Uma das instituições mais renomadas de Wall Street acabou de atribuir um número ao papel do bitcoin no sistema financeiro global. E esse número é surpreendentemente pequeno.
A divisão de Gestão de Patrimônio do Morgan Stanley, por meio do seu Escritório Global de Investimentos, publicou um framework avaliando o potencial de retorno de longo prazo do bitcoin. A principal conclusão: a capitalização de mercado de $2,2 trilhões do bitcoin em outubro de 2025 representa aproximadamente 2% de penetração no que o banco define como um mercado abordável de $130 trilhões. Esse mercado abordável combina a oferta monetária global M2 e o ouro, as duas classes de ativos com as quais o bitcoin compete diretamente como reserva de valor.
A matemática de crescimento que o Morgan Stanley está executando
A pesquisa do banco, originalmente publicada em seu relatório AlphaCurrents Crypto de dezembro de 2025, apresenta uma série de cenários relacionados ao crescimento de usuários de bitcoin na próxima década. No caso mais conservador, onde a adoção praticamente estagna, o retorno anualizado projetado fica em torno de 3%. Sob pressupostos de adoção agressiva, esse valor sobe para quase 10%.
O ponto intermediário é onde as coisas ficam interessantes. Sem alteração na taxa atual de penetração do bitcoin, o retorno anualizado projetado é de 6,4%. Se o crescimento de usuários simplesmente acompanhar o crescimento populacional global, esse valor aumenta para 7,2%. E se a adoção de usuários crescer 5% anualmente, o retorno projetado atinge 9,8%.
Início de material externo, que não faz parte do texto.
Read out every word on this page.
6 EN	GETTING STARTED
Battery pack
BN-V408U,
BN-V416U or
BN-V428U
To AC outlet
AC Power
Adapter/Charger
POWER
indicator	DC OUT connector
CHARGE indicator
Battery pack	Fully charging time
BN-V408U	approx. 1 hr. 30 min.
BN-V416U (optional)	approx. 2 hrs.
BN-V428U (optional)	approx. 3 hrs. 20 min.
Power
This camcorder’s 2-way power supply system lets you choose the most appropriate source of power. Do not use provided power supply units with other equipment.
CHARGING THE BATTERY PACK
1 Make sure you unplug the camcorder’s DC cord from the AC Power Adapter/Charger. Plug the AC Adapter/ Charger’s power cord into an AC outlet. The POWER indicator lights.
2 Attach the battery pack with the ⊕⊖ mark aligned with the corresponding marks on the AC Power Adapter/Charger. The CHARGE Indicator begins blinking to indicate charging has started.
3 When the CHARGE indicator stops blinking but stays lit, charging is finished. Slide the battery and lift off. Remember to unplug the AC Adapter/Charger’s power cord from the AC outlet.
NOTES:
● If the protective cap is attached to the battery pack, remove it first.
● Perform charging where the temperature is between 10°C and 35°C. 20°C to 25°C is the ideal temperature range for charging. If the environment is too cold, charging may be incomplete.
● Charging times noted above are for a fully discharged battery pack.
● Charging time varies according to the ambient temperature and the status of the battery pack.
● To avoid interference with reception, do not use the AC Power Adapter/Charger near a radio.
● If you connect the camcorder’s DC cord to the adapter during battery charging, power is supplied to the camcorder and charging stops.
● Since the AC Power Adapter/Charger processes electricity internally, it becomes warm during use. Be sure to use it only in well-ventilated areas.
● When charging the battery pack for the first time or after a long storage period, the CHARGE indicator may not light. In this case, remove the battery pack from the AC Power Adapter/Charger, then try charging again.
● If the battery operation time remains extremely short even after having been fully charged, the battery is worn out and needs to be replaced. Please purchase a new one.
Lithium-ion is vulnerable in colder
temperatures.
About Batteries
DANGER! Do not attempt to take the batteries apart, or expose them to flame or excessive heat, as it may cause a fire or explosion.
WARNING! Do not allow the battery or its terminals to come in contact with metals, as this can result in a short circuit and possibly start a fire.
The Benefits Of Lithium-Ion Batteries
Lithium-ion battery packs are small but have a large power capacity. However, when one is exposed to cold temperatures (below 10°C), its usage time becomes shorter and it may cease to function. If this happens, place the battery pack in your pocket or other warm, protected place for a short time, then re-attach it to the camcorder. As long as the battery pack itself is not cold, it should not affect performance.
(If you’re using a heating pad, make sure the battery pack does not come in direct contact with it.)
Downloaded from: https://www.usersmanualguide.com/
O banco aponta para a oferta fixa do bitcoin como o mecanismo chave que impulsiona essa matemática. Aproximadamente 95% do limite total de 21 milhões de moedas do bitcoin será emitido até o início de 2026. O crescimento da oferta está projetado para desacelerar para cerca de 0,8% em 2026 devido ao ciclo de halving, que reduz as recompensas de mineração pela metade aproximadamente a cada quatro anos.
Morgan Stanley está colocando seu dinheiro onde está sua pesquisa
Em 8 de abril de 2026, o Morgan Stanley lançou o Morgan Stanley Bitcoin Trust, negociado sob o ticker MSBT. É um ETF de bitcoin a prazo, juntando-se à crescente lista de veículos institucionais projetados para oferecer aos clientes de gestão de riqueza exposição direta ao bitcoin, sem a complexidade de auto-custódia ou contas em exchanges de cripto.
A pesquisa também destaca a baixa correlação relativamente do bitcoin com classes de ativos tradicionais. O banco também observa que o bitcoin permanece sensível aos ciclos de liquidez global, com incerteza regulatória persistindo em múltiplas jurisdições.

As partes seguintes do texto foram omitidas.